Kim chuckled and gave me another of her wonderful smiles. She was amazingly beautiful for such a big woman and her face literally lit up when she smiled. I was going to be dreaming of this woman tonight and they weren't going to be family-rated dreams either.

I was offered some coffee and we talked and got to know each other. Deb and Candy were off somewhere together, allowing us to talk without worrying about them hearing everything.

"I suppose you heard that I've been going through a divorce," I said, not sure it was a good idea to bring this subject up.

"Yes, Candice told us," Kim said. "She was very upset with her mother and worried about you. It must be a very difficult thing to deal with when there are children involved."

"The kids have been great and that's taken a lot of pressure off. I was relieved that their mother allowed them to stay with me in our home. I thought that would be the stable base they would need. I have a very good housekeeper to take care of things when I am working."

"If Candice is any indication, I'd say you're doing fine. She doesn't seem to have let the divorce become a big factor in her life. Around here she's upbeat and a pleasure to be around. She and Deborah have a lot of fun together."

The conversation seemed to be just between Kim and me at that moment. I'd almost forgotten Lou was there.

"What do you do for a living, Lou?" I asked, breaking the connection.

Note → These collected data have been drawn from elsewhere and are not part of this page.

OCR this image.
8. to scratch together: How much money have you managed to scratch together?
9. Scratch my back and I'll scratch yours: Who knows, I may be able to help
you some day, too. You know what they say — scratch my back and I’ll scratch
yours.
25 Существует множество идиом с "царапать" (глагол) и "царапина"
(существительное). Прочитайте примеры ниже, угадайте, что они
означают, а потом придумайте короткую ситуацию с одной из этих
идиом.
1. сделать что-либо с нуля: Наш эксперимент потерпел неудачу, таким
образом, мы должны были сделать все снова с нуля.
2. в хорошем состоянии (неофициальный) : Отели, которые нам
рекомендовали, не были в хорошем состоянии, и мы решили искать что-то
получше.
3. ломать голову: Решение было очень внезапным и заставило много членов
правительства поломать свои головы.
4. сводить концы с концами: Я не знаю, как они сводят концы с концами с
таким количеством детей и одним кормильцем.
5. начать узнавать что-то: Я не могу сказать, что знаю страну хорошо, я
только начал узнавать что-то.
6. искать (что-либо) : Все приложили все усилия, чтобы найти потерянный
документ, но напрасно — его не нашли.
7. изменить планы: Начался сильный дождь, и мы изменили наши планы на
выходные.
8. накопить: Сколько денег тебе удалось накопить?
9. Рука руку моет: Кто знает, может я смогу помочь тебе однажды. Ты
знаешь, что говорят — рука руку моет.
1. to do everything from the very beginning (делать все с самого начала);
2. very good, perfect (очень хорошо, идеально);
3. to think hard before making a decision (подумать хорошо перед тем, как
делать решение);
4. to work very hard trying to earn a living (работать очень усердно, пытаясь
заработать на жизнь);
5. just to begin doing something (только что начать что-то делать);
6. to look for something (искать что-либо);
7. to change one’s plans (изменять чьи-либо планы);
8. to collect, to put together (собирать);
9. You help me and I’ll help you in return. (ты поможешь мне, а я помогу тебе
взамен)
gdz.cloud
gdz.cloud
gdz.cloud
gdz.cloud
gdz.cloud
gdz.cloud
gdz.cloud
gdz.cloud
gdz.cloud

"I'm a building inspector for the county. I supervise actually, rather than do the inspections. I've been at this for nearly twenty-five years, right after I got out of school."

"Sounds like important work. Do you enjoy it?"

"Most of the time. Occasionally I have to deal with problems when someone wants to take a short-cut and I have to tell him I won't go along with it. Otherwise, I do like my work."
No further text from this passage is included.